Babylonian Tablet

Babylonian Tablet

The tablet mentioning Nebo-Sarsekim was found in Sippar, an ancient Babylonian city 20 mi (32 km) southwest of modern Baghdad and 35 mi (57 km) north of Babylon. In the late 19th century, tens of thousands of cuneiform tablets were recovered from the site and brought to the British Museum (Gasche and Janssen 1997). Later, in 1920, the Nebo-Sarsekim tablet, only 2.13 in (5.5 cm) wide, from the same site, was acquired by the museum.

 

The tablet is dated 595 B.C., the ninth year of Nebuchadnezzar II's reign.  It was a mundane receipt acknowledging Nebo-Sarsekim’s payment of 1.7 lb (0.75 kg) of gold to a temple in Babylon.
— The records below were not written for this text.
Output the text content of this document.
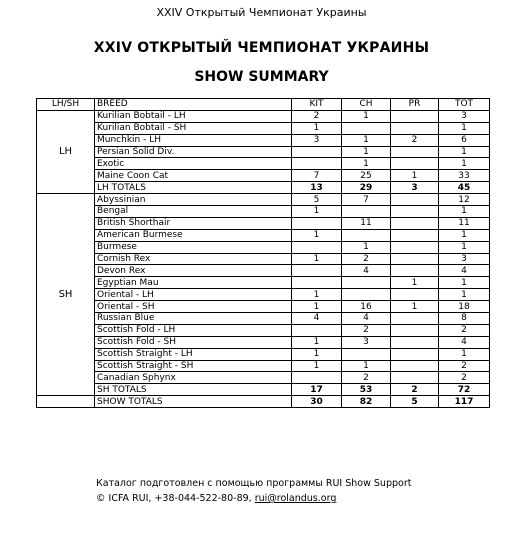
XXIV Открытый Чемпионат Украины
XXIV ОТКРЫТЫЙ ЧЕМПИОНАТ УКРАИНЫ
SHOW SUMMARY
LH/SH	BREED	KIT	CH	PR	TOT
LH	Kurilian Bobtail - LH	2	1		3
	Kurilian Bobtail - SH	1			1
	Munchkin - LH	3	1	2	6
	Persian Solid Div.		1		1
	Exotic		1		1
	Maine Coon Cat	7	25	1	33
	LH TOTALS	13	29	3	45
SH	Abyssinian	5	7		12
	Bengal	1			1
	British Shorthair		11		11
	American Burmese	1			1
	Burmese		1		1
	Cornish Rex	1	2		3
	Devon Rex		4		4
	Egyptian Mau			1	1
	Oriental - LH	1			1
	Oriental - SH	1	16	1	18
	Russian Blue	4	4		8
	Scottish Fold - LH		2		2
	Scottish Fold - SH	1	3		4
	Scottish Straight - LH	1			1
	Scottish Straight - SH	1	1		2
	Canadian Sphynx		2		2
	SH TOTALS	17	53	2	72
	SHOW TOTALS	30	82	5	117
Каталог подготовлен с помощью программы RUI Show Support
© ICFA RUI, +38-044-522-80-89, rui@rolandus.org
Dated to the tenth year of Nebuchadnezzar (595 BC), eight years before the fall of Jerusalem, the tablet reads in full:

[Regarding] 1.5 minas [0.75 kg] of gold, the property of Nabu-sharrussu-ukin, the chief eunuch, which he sent via Arad-Banitu the eunuch to [the temple] Esangila: Arad-Banitu has delivered [it] to Esangila. In the presence of Bel-usat, son of Alpaya, the royal bodyguard, [and of ] Nadin, son of Marduk-zer-ibni, Month XI, day 18, year 10 [of] Nebuchadnezzar, king of Babylon (Reynolds 2007).